Precise measurement and microscopic description of charge radii of exotic copper isotopes: global trends and odd-even variations.

The mesoscopic nature of the atomic nucleus gives rise to a wide array of macroscopic and microscopic phenomena. The size of the nucleus is a window into this duality: while the charge radii globally scale as $A^{1/3}$, their evolution across isotopic chains reveals unanticipated structural phenomena. The most ubiquitous of these is perhaps the Odd-Even Staggering (OES): isotopes with an odd number of neutrons are usually smaller in size than the trend of their even-neutron neighbours suggests. This OES effect varies with the number of protons and neutrons and poses a significant challenge for nuclear theory. Here, we examine this problem with new measurements of the charge radii of short-lived copper isotopes up to the very exotic $^{78}$Cu ($Z=29, N=49$), produced at only 20 ions/s, using the highly-sensitive Collinear Resonance Ionisation Spectroscopy (CRIS) method at ISOLDE-CERN. Due to the presence of a single proton outside of the closed $Z=28$ shell, these measurements provide crucial insights into the single-particle proton structure and how this affects the charge radii.
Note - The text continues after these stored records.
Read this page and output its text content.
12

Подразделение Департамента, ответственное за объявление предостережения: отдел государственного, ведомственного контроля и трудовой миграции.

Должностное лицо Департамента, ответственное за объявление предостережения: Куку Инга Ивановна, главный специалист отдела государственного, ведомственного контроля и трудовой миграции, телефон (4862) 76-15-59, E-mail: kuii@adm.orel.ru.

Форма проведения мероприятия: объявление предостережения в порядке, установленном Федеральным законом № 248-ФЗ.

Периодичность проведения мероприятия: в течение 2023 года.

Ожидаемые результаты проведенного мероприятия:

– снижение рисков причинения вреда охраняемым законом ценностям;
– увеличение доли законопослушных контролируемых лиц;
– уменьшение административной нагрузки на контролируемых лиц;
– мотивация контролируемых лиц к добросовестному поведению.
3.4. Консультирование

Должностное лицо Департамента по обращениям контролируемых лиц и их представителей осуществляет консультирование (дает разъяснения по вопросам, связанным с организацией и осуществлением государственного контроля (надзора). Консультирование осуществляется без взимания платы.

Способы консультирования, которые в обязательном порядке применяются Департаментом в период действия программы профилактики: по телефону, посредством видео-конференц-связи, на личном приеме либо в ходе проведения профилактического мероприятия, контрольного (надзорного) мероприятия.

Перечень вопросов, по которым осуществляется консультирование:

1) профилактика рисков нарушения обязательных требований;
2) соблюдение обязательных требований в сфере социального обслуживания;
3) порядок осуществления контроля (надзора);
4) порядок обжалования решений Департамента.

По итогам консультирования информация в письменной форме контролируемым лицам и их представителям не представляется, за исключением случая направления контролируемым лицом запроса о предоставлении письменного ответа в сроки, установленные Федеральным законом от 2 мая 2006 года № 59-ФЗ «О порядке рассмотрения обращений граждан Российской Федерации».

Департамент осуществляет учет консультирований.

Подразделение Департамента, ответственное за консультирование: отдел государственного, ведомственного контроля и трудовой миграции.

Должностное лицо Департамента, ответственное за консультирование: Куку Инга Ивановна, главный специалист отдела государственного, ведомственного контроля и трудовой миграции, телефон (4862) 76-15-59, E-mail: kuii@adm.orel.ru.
We observe an unexpected reduction in the OES for isotopes approaching the $N=50$ shell gap. To describe the data, we applied models based on nuclear Density Functional Theory (DFT) and ab-initio Valence-Space In-Medium Similarity Renormalization Group (VS-IMSRG) theory. Through these comparisons, we demonstrate a relation between the global behavior of charge radii and the saturation density of nuclear matter, and show that the local charge radii variations, which reflect the many-body polarization effects due to the odd neutron, naturally emerge from the VS-IMSRG calculations.